The group is in the process of scheduling its first meeting, said state Rep. John Cloutier, D-Claremont, chairman of the delegation.

It’s not yet clear whether and how this group will be able to bring the down the project’s price tag and/or find federal or other grants to reduce the burden on county taxpayers.

On Friday, Sullivan said he was working to schedule the group’s first meeting, which he did not think would be public.

But Bourque and Ted Purdy, the facility’s administrator, said the situation is frustrating for them because they have put years into the project so far and each piece of it is tied to others.

Possible ways of reducing the project’s cost such as reducing the number of beds would cost the county more money down the road, they said.

There are “so many layers to it,” Bourque said.

As time goes by, Bourque said she expects the cost will increase as construction prices, regulations and interest rates grow. She said she’s concerned that the county may have “missed an opportunity to hit a sweet spot.”
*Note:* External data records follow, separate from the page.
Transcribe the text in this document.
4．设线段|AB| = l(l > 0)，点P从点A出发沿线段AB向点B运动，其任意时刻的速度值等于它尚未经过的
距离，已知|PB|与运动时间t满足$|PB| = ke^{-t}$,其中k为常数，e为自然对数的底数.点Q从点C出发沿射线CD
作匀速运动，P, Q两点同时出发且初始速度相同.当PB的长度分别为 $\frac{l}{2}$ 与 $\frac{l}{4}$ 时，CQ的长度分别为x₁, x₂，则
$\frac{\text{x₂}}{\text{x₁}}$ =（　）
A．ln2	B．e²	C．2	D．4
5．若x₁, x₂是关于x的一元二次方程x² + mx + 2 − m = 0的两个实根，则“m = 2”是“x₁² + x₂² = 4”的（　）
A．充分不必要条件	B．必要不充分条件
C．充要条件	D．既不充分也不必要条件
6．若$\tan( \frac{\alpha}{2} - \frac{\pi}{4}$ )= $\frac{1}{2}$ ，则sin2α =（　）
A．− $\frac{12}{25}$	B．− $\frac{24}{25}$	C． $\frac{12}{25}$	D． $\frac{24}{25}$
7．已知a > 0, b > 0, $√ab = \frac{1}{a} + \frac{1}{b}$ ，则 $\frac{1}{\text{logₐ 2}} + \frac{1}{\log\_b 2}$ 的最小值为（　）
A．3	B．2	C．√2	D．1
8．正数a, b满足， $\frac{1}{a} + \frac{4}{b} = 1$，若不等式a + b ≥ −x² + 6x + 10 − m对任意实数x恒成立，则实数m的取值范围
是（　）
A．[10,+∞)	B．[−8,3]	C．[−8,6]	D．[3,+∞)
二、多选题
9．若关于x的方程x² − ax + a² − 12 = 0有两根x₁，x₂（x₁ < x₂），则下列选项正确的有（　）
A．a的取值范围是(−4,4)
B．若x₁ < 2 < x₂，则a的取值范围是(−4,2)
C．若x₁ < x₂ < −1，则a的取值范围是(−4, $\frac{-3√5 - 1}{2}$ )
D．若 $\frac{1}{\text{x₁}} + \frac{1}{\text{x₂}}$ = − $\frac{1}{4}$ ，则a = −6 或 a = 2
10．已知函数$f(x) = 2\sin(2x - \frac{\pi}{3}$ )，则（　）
Perron was moved to share her mother’s experience with members of the delegation following the July meeting at which the delegation created the working group.

Frustrated with the delegation’s inaction on a project that Perron and county employees say is necessary, Perron wrote to the delegates and asked them to put themselves in her mother’s position: “I challenge each of you, with today as your start date, to have a sponge bath for a month.”